Standards body ECMA International is expected to vote this week on Microsoft’s Office Open XML standard submission. But the analysis on the “terms of reference” for the proposed committee has already begun.
Groklaw reprints large portions of the documents submitted to ECMA, which the blogger received from “a reliable source.” Her conclusion: “The terms are, on their face, disturbing.” In his blog, attorney Andy Updegrove issues a more negative commentary. Updegrove is a partner at Boston law firm Gesmer Updegrove and is the attorney for OASIS, the standards body behind the OpenDocument productivity application format.
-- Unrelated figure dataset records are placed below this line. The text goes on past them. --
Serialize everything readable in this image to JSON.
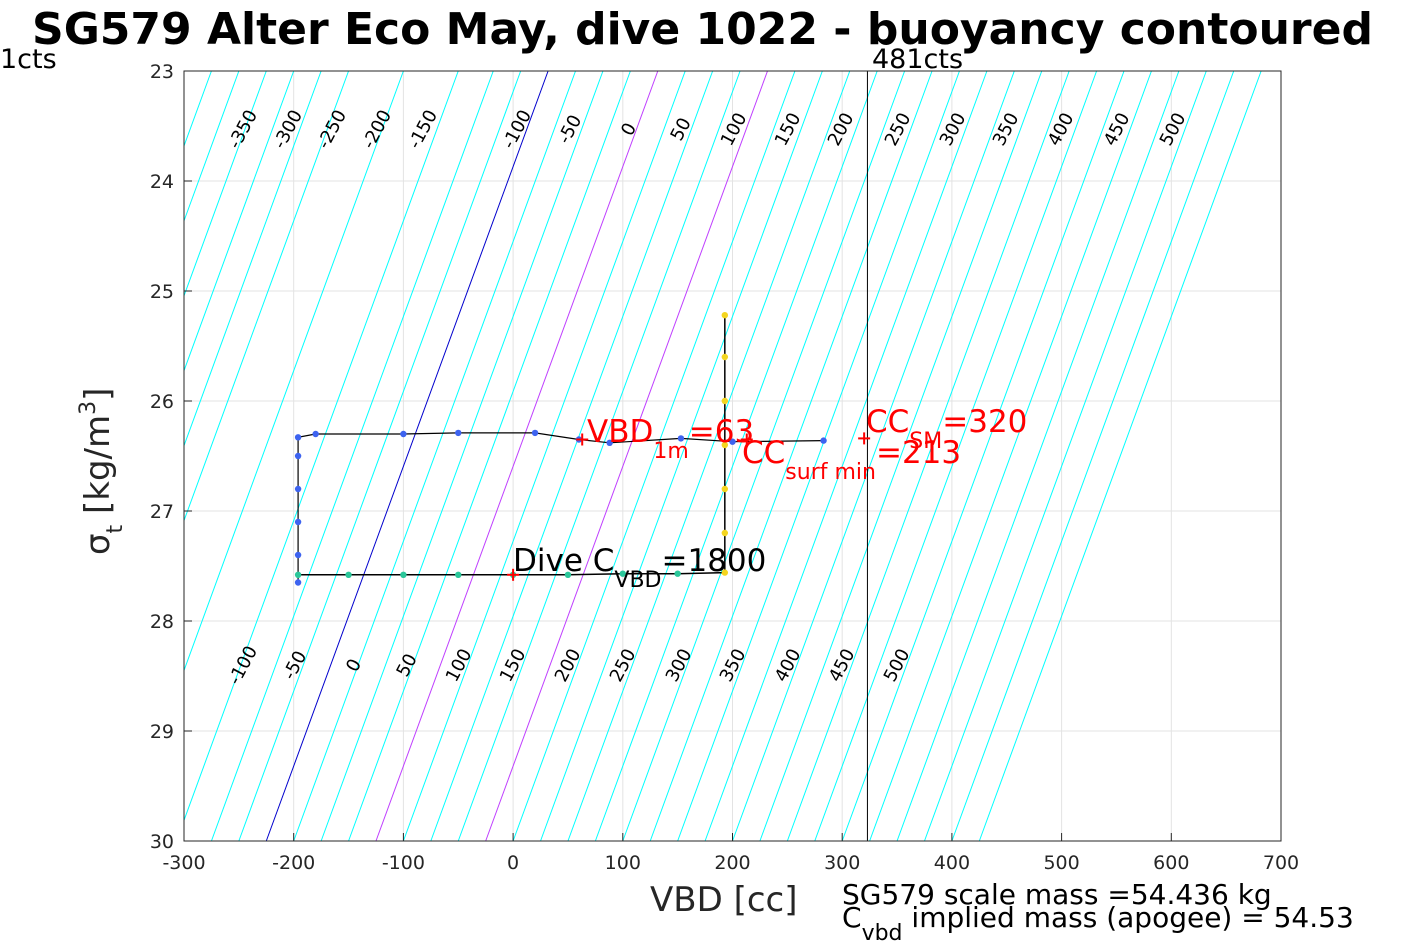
{
  "title": "SG579 Alter Eco May, dive 1022 - buoyancy contoured",
  "top_left_label": "1cts",
  "top_right_label": "481cts",
  "y_label_sigma": "σ",
  "y_label_sub": "t",
  "y_label_unit": " [kg/m",
  "y_label_sup": "3",
  "y_label_end": "]",
  "x_label": "VBD [cc]",
  "footer_line1": "SG579 scale mass =54.436 kg",
  "footer_line2_main": "C",
  "footer_line2_sub": "vbd",
  "footer_line2_rest": " implied mass (apogee) = 54.53",
  "annotations": {
    "vbd1m_main": "VBD",
    "vbd1m_sub": "1m",
    "vbd1m_val": "=63",
    "ccsurf_main": "CC",
    "ccsurf_sub": "surf min",
    "ccsurf_val": "=213",
    "ccsm_main": "CC",
    "ccsm_sub": "SM",
    "ccsm_val": "=320",
    "divec_main": "Dive C",
    "divec_sub": "VBD",
    "divec_val": "=1800"
  },
  "colors": {
    "contour": "#00ffff",
    "zero_contour": "#0000cd",
    "marked_contour": "#bf3fff",
    "marker": "#ff0000",
    "track": "#000000"
  },
  "chart_data": {
    "type": "scatter",
    "xlim": [
      -300,
      700
    ],
    "ylim": [
      23,
      30
    ],
    "y_reversed": true,
    "grid": true,
    "x_ticks": [
      -300,
      -200,
      -100,
      0,
      100,
      200,
      300,
      400,
      500,
      600,
      700
    ],
    "y_ticks": [
      23,
      24,
      25,
      26,
      27,
      28,
      29,
      30
    ],
    "contours": {
      "x_intercept_at_sigma30": [
        -275,
        -250,
        -225,
        -200,
        -175,
        -150,
        -125,
        -100,
        -75,
        -50,
        -25,
        0,
        25,
        50,
        75,
        100,
        125,
        150,
        175,
        200,
        225,
        250,
        275,
        300,
        325,
        350,
        375,
        400,
        425
      ],
      "x_intercept_at_sigma23": [
        -300,
        -275,
        -250,
        -225,
        -200,
        -175,
        -150,
        -100,
        -50,
        0,
        50,
        100,
        150,
        200,
        250,
        300,
        350,
        400,
        450,
        500,
        550,
        600,
        650,
        700
      ],
      "upper_labels": [
        "-350",
        "-300",
        "-250",
        "-200",
        "-150",
        "-100",
        "-50",
        "0",
        "50",
        "100",
        "150",
        "200",
        "250",
        "300",
        "350",
        "400",
        "450",
        "500"
      ],
      "lower_labels": [
        "-100",
        "-50",
        "0",
        "50",
        "100",
        "150",
        "200",
        "250",
        "300",
        "350",
        "400",
        "450",
        "500"
      ]
    },
    "dive_track": [
      {
        "x": 193,
        "y": 25.22
      },
      {
        "x": 193,
        "y": 25.6
      },
      {
        "x": 193,
        "y": 26.0
      },
      {
        "x": 193,
        "y": 26.4
      },
      {
        "x": 193,
        "y": 26.8
      },
      {
        "x": 193,
        "y": 27.2
      },
      {
        "x": 193,
        "y": 27.56
      },
      {
        "x": 150,
        "y": 27.57
      },
      {
        "x": 100,
        "y": 27.57
      },
      {
        "x": 50,
        "y": 27.58
      },
      {
        "x": 0,
        "y": 27.58
      },
      {
        "x": -50,
        "y": 27.58
      },
      {
        "x": -100,
        "y": 27.58
      },
      {
        "x": -150,
        "y": 27.58
      },
      {
        "x": -196,
        "y": 27.58
      }
    ],
    "climb_track": [
      {
        "x": -196,
        "y": 27.65
      },
      {
        "x": -196,
        "y": 27.4
      },
      {
        "x": -196,
        "y": 27.1
      },
      {
        "x": -196,
        "y": 26.8
      },
      {
        "x": -196,
        "y": 26.5
      },
      {
        "x": -196,
        "y": 26.33
      },
      {
        "x": -180,
        "y": 26.3
      },
      {
        "x": -100,
        "y": 26.3
      },
      {
        "x": -50,
        "y": 26.29
      },
      {
        "x": 20,
        "y": 26.29
      },
      {
        "x": 60,
        "y": 26.35
      },
      {
        "x": 88,
        "y": 26.38
      },
      {
        "x": 153,
        "y": 26.34
      },
      {
        "x": 200,
        "y": 26.37
      },
      {
        "x": 283,
        "y": 26.36
      }
    ],
    "vertical_line_x": 323,
    "markers": [
      {
        "label": "VBD1m",
        "x": 63,
        "y": 26.35
      },
      {
        "label": "CCsurfmin",
        "x": 213,
        "y": 26.35
      },
      {
        "label": "CCSM",
        "x": 320,
        "y": 26.34
      },
      {
        "label": "DiveCVBD",
        "x": 0,
        "y": 27.58
      }
    ]
  }
}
When discussing the standard proposal, Microsoft executives said that the XML-based formats submitted to ECMA compatibility are designed to be compatible with existing Microsoft Office documents. Judging from the terms reprinted in both blogs, it’s clear that backward compatibility is a high priority. Overall, Updegrove, who also received the terms from an unnamed source, finds the proposed charter problematic and argues that Microsoft is trying to get its XML Office formats “rubber stamped” by ECMA and then ISO.
“I would submit that such a request is not consistent with the role of a standards body, but rather the diversion of an organization created to serve the needs of an industry to the unique demands of a single vendor. Were Ecma to be based in the United States, I would not be surprised if accepting such a charter would result (if discovered by the IRS) in the loss of the standards developer’s tax-exempt status,” he wrote.
Both Updegrove and Groklaw also indicate that there is no explicit explanation of intellectual property rights. Microsoft has issued a “covenant” not to sue others over their use of the document formats. And both also questioned how “open” the standards-creation process would be to outside companies in ECMA.
A vote on the proposed committee is expected this week. Representatives from ECMA and Microsoft were not available for further comment.